Nate swore under his breath the fury gathering pace. ‘I am around people. I have staff here, that you insisted on hiring for me, remember.’ The thought still rankled, that he’d had so little damn say in his own life when he’d first gotten back to New York. Because he hadn’t been able to function. Hadn’t even been able to walk or talk for the first couple of weeks.
‘Whom you never see, or speak to,’ Brett shot back. ‘Because you stay locked in the damn gym or your office, or hide out on the roof garden while they’re there for their allotted two hours a week. And you won’t let them live in.’

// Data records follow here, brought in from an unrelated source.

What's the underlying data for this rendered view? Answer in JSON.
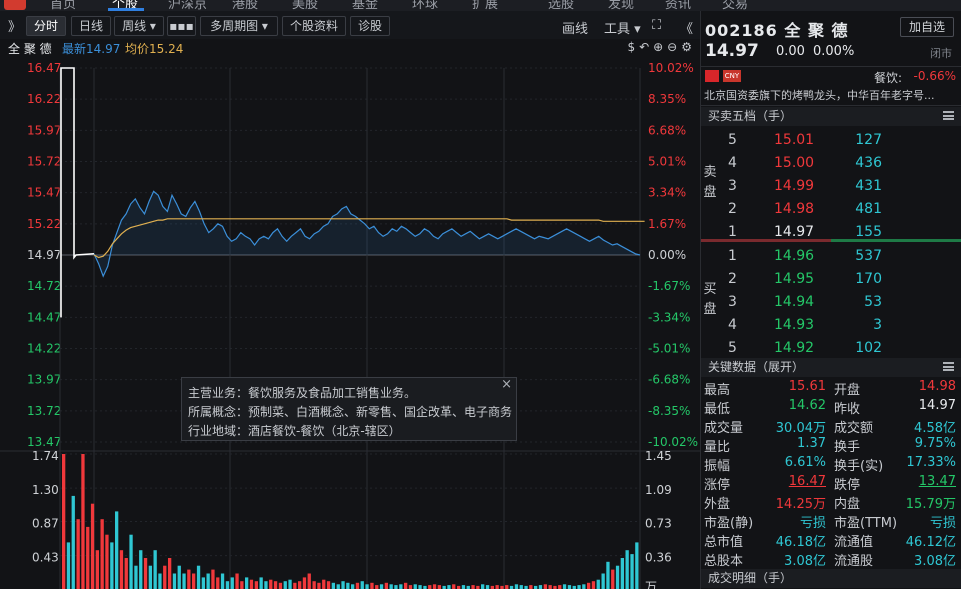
{
  "nav": {
    "tabs": [
      "首页",
      "个股",
      "沪深京",
      "港股",
      "美股",
      "基金",
      "环球",
      "扩展",
      "选股",
      "发现",
      "资讯",
      "交易"
    ],
    "active_index": 1
  },
  "toolbar": {
    "expand": "》",
    "buttons": [
      "分时",
      "日线",
      "周线 ▾",
      "▪▪▪",
      "多周期图 ▾",
      "个股资料",
      "诊股"
    ],
    "active": "分时",
    "draw": "画线",
    "tools": "工具 ▾",
    "fullscreen": "⛶",
    "collapse": "《"
  },
  "legend": {
    "name": "全 聚 德",
    "latest": "最新14.97",
    "avg": "均价15.24",
    "icons": "$↶⊕⊖⚙"
  },
  "chart_data": {
    "type": "line",
    "title": "",
    "prev_close": 14.97,
    "ylim": [
      13.47,
      16.47
    ],
    "y_ticks_left": [
      "16.47",
      "16.22",
      "15.97",
      "15.72",
      "15.47",
      "15.22",
      "14.97",
      "14.72",
      "14.47",
      "14.22",
      "13.97",
      "13.72",
      "13.47"
    ],
    "y_ticks_right": [
      "10.02%",
      "8.35%",
      "6.68%",
      "5.01%",
      "3.34%",
      "1.67%",
      "0.00%",
      "-1.67%",
      "-3.34%",
      "-5.01%",
      "-6.68%",
      "-8.35%",
      "-10.02%"
    ],
    "price": [
      14.98,
      14.9,
      14.8,
      14.88,
      15.05,
      15.15,
      15.25,
      15.3,
      15.38,
      15.42,
      15.35,
      15.3,
      15.4,
      15.48,
      15.45,
      15.36,
      15.32,
      15.45,
      15.38,
      15.3,
      15.28,
      15.35,
      15.4,
      15.32,
      15.22,
      15.15,
      15.18,
      15.22,
      15.2,
      15.12,
      15.08,
      15.1,
      15.15,
      15.12,
      15.1,
      15.05,
      15.1,
      15.12,
      15.1,
      15.15,
      15.18,
      15.12,
      15.08,
      15.12,
      15.15,
      15.18,
      15.12,
      15.1,
      15.14,
      15.16,
      15.2,
      15.22,
      15.28,
      15.3,
      15.34,
      15.36,
      15.3,
      15.28,
      15.25,
      15.22,
      15.18,
      15.2,
      15.15,
      15.12,
      15.14,
      15.18,
      15.16,
      15.2,
      15.18,
      15.15,
      15.12,
      15.14,
      15.18,
      15.16,
      15.12,
      15.1,
      15.14,
      15.16,
      15.18,
      15.15,
      15.12,
      15.14,
      15.16,
      15.13,
      15.1,
      15.12,
      15.14,
      15.12,
      15.1,
      15.12,
      15.14,
      15.16,
      15.18,
      15.16,
      15.14,
      15.12,
      15.1,
      15.12,
      15.11,
      15.1,
      15.12,
      15.14,
      15.16,
      15.18,
      15.16,
      15.14,
      15.12,
      15.1,
      15.08,
      15.1,
      15.12,
      15.09,
      15.07,
      15.05,
      15.06,
      15.04,
      15.02,
      15.0,
      14.98,
      14.97
    ],
    "avg": [
      14.97,
      14.95,
      14.96,
      15.0,
      15.06,
      15.1,
      15.14,
      15.17,
      15.19,
      15.2,
      15.21,
      15.22,
      15.23,
      15.24,
      15.25,
      15.25,
      15.26,
      15.26,
      15.26,
      15.26,
      15.26,
      15.26,
      15.26,
      15.26,
      15.26,
      15.26,
      15.26,
      15.26,
      15.26,
      15.26,
      15.26,
      15.26,
      15.26,
      15.26,
      15.26,
      15.26,
      15.26,
      15.26,
      15.26,
      15.26,
      15.26,
      15.26,
      15.26,
      15.26,
      15.26,
      15.26,
      15.26,
      15.26,
      15.26,
      15.26,
      15.26,
      15.26,
      15.26,
      15.26,
      15.26,
      15.26,
      15.26,
      15.26,
      15.26,
      15.26,
      15.26,
      15.26,
      15.26,
      15.26,
      15.26,
      15.26,
      15.26,
      15.26,
      15.26,
      15.26,
      15.26,
      15.26,
      15.26,
      15.26,
      15.26,
      15.26,
      15.26,
      15.26,
      15.26,
      15.26,
      15.26,
      15.26,
      15.26,
      15.26,
      15.26,
      15.26,
      15.26,
      15.26,
      15.26,
      15.26,
      15.26,
      15.25,
      15.25,
      15.25,
      15.25,
      15.25,
      15.25,
      15.25,
      15.25,
      15.25,
      15.25,
      15.25,
      15.25,
      15.25,
      15.25,
      15.25,
      15.25,
      15.25,
      15.25,
      15.25,
      15.25,
      15.24,
      15.24,
      15.24,
      15.24,
      15.24,
      15.24,
      15.24,
      15.24,
      15.24,
      15.24
    ],
    "volume_ticks_left": [
      "1.74",
      "1.30",
      "0.87",
      "0.43"
    ],
    "volume_ticks_right": [
      "1.45",
      "1.09",
      "0.73",
      "0.36"
    ],
    "volume_unit": "万",
    "volume": [
      1.74,
      0.6,
      1.2,
      0.9,
      1.74,
      0.8,
      1.1,
      0.5,
      0.9,
      0.7,
      0.6,
      1.0,
      0.5,
      0.4,
      0.7,
      0.3,
      0.5,
      0.4,
      0.3,
      0.5,
      0.2,
      0.3,
      0.4,
      0.2,
      0.3,
      0.2,
      0.25,
      0.2,
      0.3,
      0.15,
      0.2,
      0.25,
      0.15,
      0.2,
      0.1,
      0.15,
      0.2,
      0.1,
      0.15,
      0.12,
      0.1,
      0.15,
      0.1,
      0.12,
      0.1,
      0.08,
      0.1,
      0.12,
      0.08,
      0.1,
      0.15,
      0.2,
      0.1,
      0.08,
      0.12,
      0.1,
      0.08,
      0.06,
      0.1,
      0.08,
      0.06,
      0.08,
      0.1,
      0.06,
      0.08,
      0.05,
      0.06,
      0.08,
      0.06,
      0.05,
      0.06,
      0.08,
      0.05,
      0.06,
      0.05,
      0.04,
      0.05,
      0.06,
      0.05,
      0.04,
      0.05,
      0.06,
      0.04,
      0.05,
      0.04,
      0.05,
      0.04,
      0.06,
      0.05,
      0.04,
      0.05,
      0.04,
      0.05,
      0.04,
      0.06,
      0.05,
      0.04,
      0.05,
      0.04,
      0.05,
      0.06,
      0.05,
      0.04,
      0.05,
      0.06,
      0.05,
      0.04,
      0.05,
      0.06,
      0.08,
      0.1,
      0.12,
      0.2,
      0.35,
      0.25,
      0.3,
      0.4,
      0.5,
      0.45,
      0.6
    ]
  },
  "tooltip": {
    "line1": "主营业务：餐饮服务及食品加工销售业务。",
    "line2": "所属概念：预制菜、白酒概念、新零售、国企改革、电子商务",
    "line3": "行业地域：酒店餐饮-餐饮（北京-辖区）",
    "close": "×"
  },
  "quote": {
    "code": "002186 全 聚 德",
    "add_button": "加自选",
    "price": "14.97",
    "change": "0.00",
    "change_pct": "0.00%",
    "status": "闭市",
    "cny": "CNY",
    "sector": "餐饮:",
    "sector_pct": "-0.66%",
    "description": "北京国资委旗下的烤鸭龙头，中华百年老字号..."
  },
  "orderbook": {
    "header": "买卖五档（手）",
    "sell_label": [
      "卖",
      "盘"
    ],
    "buy_label": [
      "买",
      "盘"
    ],
    "asks": [
      {
        "level": "5",
        "price": "15.01",
        "vol": "127"
      },
      {
        "level": "4",
        "price": "15.00",
        "vol": "436"
      },
      {
        "level": "3",
        "price": "14.99",
        "vol": "431"
      },
      {
        "level": "2",
        "price": "14.98",
        "vol": "481"
      },
      {
        "level": "1",
        "price": "14.97",
        "vol": "155"
      }
    ],
    "bids": [
      {
        "level": "1",
        "price": "14.96",
        "vol": "537"
      },
      {
        "level": "2",
        "price": "14.95",
        "vol": "170"
      },
      {
        "level": "3",
        "price": "14.94",
        "vol": "53"
      },
      {
        "level": "4",
        "price": "14.93",
        "vol": "3"
      },
      {
        "level": "5",
        "price": "14.92",
        "vol": "102"
      }
    ]
  },
  "keydata": {
    "header": "关键数据（展开）",
    "rows": [
      {
        "l1": "最高",
        "v1": "15.61",
        "c1": "red",
        "l2": "开盘",
        "v2": "14.98",
        "c2": "red"
      },
      {
        "l1": "最低",
        "v1": "14.62",
        "c1": "green",
        "l2": "昨收",
        "v2": "14.97",
        "c2": "white"
      },
      {
        "l1": "成交量",
        "v1": "30.04万",
        "c1": "cyan",
        "l2": "成交额",
        "v2": "4.58亿",
        "c2": "cyan"
      },
      {
        "l1": "量比",
        "v1": "1.37",
        "c1": "cyan",
        "l2": "换手",
        "v2": "9.75%",
        "c2": "cyan"
      },
      {
        "l1": "振幅",
        "v1": "6.61%",
        "c1": "cyan",
        "l2": "换手(实)",
        "v2": "17.33%",
        "c2": "cyan"
      },
      {
        "l1": "涨停",
        "v1": "16.47",
        "c1": "red",
        "l2": "跌停",
        "v2": "13.47",
        "c2": "green"
      },
      {
        "l1": "外盘",
        "v1": "14.25万",
        "c1": "red",
        "l2": "内盘",
        "v2": "15.79万",
        "c2": "green"
      },
      {
        "l1": "市盈(静)",
        "v1": "亏损",
        "c1": "cyan",
        "l2": "市盈(TTM)",
        "v2": "亏损",
        "c2": "cyan"
      },
      {
        "l1": "总市值",
        "v1": "46.18亿",
        "c1": "cyan",
        "l2": "流通值",
        "v2": "46.12亿",
        "c2": "cyan"
      },
      {
        "l1": "总股本",
        "v1": "3.08亿",
        "c1": "cyan",
        "l2": "流通股",
        "v2": "3.08亿",
        "c2": "cyan"
      }
    ]
  },
  "trades": {
    "header": "成交明细（手）"
  },
  "colors": {
    "up": "#f0383b",
    "down": "#24c768",
    "price_line": "#3b8fd9",
    "avg_line": "#e0b050",
    "accent": "#2f7fe0"
  }
}
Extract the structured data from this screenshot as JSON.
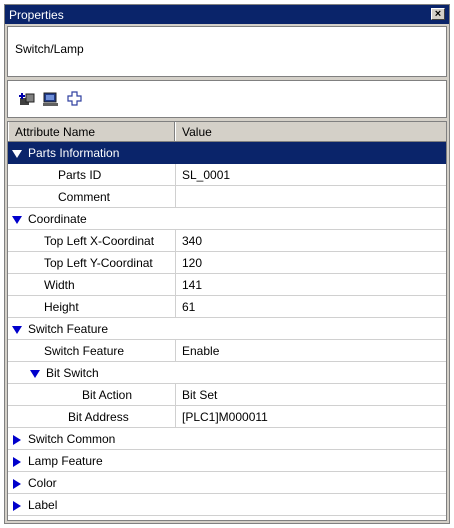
{
  "window": {
    "title": "Properties",
    "close_glyph": "×"
  },
  "object_type": "Switch/Lamp",
  "toolbar": {
    "icons": [
      "add-parts-icon",
      "display-icon",
      "plus-icon"
    ]
  },
  "grid": {
    "headers": {
      "name": "Attribute Name",
      "value": "Value"
    },
    "rows": [
      {
        "name": "Parts Information",
        "group": true,
        "expanded": true,
        "level": 0,
        "selected": true
      },
      {
        "name": "Parts ID",
        "value": "SL_0001",
        "level": 1
      },
      {
        "name": "Comment",
        "value": "",
        "level": 1
      },
      {
        "name": "Coordinate",
        "group": true,
        "expanded": true,
        "level": 0
      },
      {
        "name": "Top Left X-Coordinat",
        "value": "340",
        "level": 1
      },
      {
        "name": "Top Left Y-Coordinat",
        "value": "120",
        "level": 1
      },
      {
        "name": "Width",
        "value": "141",
        "level": 1
      },
      {
        "name": "Height",
        "value": "61",
        "level": 1
      },
      {
        "name": "Switch Feature",
        "group": true,
        "expanded": true,
        "level": 0
      },
      {
        "name": "Switch Feature",
        "value": "Enable",
        "level": 1
      },
      {
        "name": "Bit Switch",
        "group": true,
        "expanded": true,
        "level": 1
      },
      {
        "name": "Bit Action",
        "value": "Bit Set",
        "level": 2
      },
      {
        "name": "Bit Address",
        "value": "[PLC1]M000011",
        "level": 2
      },
      {
        "name": "Switch Common",
        "group": true,
        "expanded": false,
        "level": 0
      },
      {
        "name": "Lamp Feature",
        "group": true,
        "expanded": false,
        "level": 0
      },
      {
        "name": "Color",
        "group": true,
        "expanded": false,
        "level": 0
      },
      {
        "name": "Label",
        "group": true,
        "expanded": false,
        "level": 0
      }
    ]
  },
  "colors": {
    "titlebar": "#0a246a",
    "selection": "#0a246a",
    "tree_arrow": "#0000cc",
    "chrome": "#d4d0c8"
  }
}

‘I don’t want people here when I’m sleeping. I told you why,’ he said grudgingly, still furious he’d had to humiliate himself just to get some peace. ‘And I’m not hiding out, as you so eloquently put it. I prefer my solitude, that’s all.’
‘You still having the nightmares?’ Brett asked, the pity in his voice making the fury and humiliation start to choke Nate. ‘Perhaps you should go back to the psychiatrist?’
‘No!’ The world exploded from his lungs. ‘No more shrinks. No more behavioural psychologists, or trauma specialists, or counsellors or therapists. I don’t want anyone else in my head.’ Because there were more than enough ghosts there already that refused to leave him in peace. ‘Nor do I want anyone invading my personal space.’
Especially not a woman, he thought bitterly. Knowing Brett he wouldn’t have hired some sweet old lady, he’d have hired a PA who looked like a damn supermodel – because Brett with his cod psychology and jock sensibilities thought all Nate really needed to rejoin the land of the living was to get laid.
If only.
It had been over a year since anyone had touched him with his consent. And he planned to keep it that way. Because the last time he had allowed a woman to …
He shuddered, the hard, heady throb of desire sickening him, as he forced himself to relive that last evening in Rome… His naked unmarked body lithe and limber and relaxed, humming with health and vitality and satisfied afterglow, the beautiful seductress who had lured him in like a black widow spider – with her vibrant chestnut hair, her cloying rose scent, her plump, slick flesh, her cries of pleasure – lying in bed watching him with lust darkening her eyes, her nipples hardening into ruched peaks again and then… Vicious pain had exploded in his head and he’d woken up, groggy, hurting, and alone in the dark, dragged down to spend a hundred and eighty-six days and nights in hell.
The throb died. His body going cold as the clammy flop sweat slicked his back.
He shook off the vicious echo of fear, fury, agony, aware of the aftershock which still lingered, after being torn from his charmed, entitled, pointless playboy existence and dumped into darkness.
He’d survived it. Against all the odds. Returning home to find his grandfather, the last of his family, dead, and the business empire he had inherited struggling. It was thriving again now, as he’d discovered skills he had never even known he’d had in the last six months… But he didn’t leave the penthouse, because he didn’t need to, he didn’t want to. He could run everything from here. The solitude was his strength now, instead of his enemy.
He’d killed the hunger, the desperation to thrust into warm, fragrant flesh again, that had once tortured him in the darkness… Because it had had the power to destroy him.
‘I mean it, Brett,’ he said, putting every ounce of the bitterness and impotent rage he felt into the caustic tone. ‘You send this girl up here tomorrow, and you and she will both regret it.’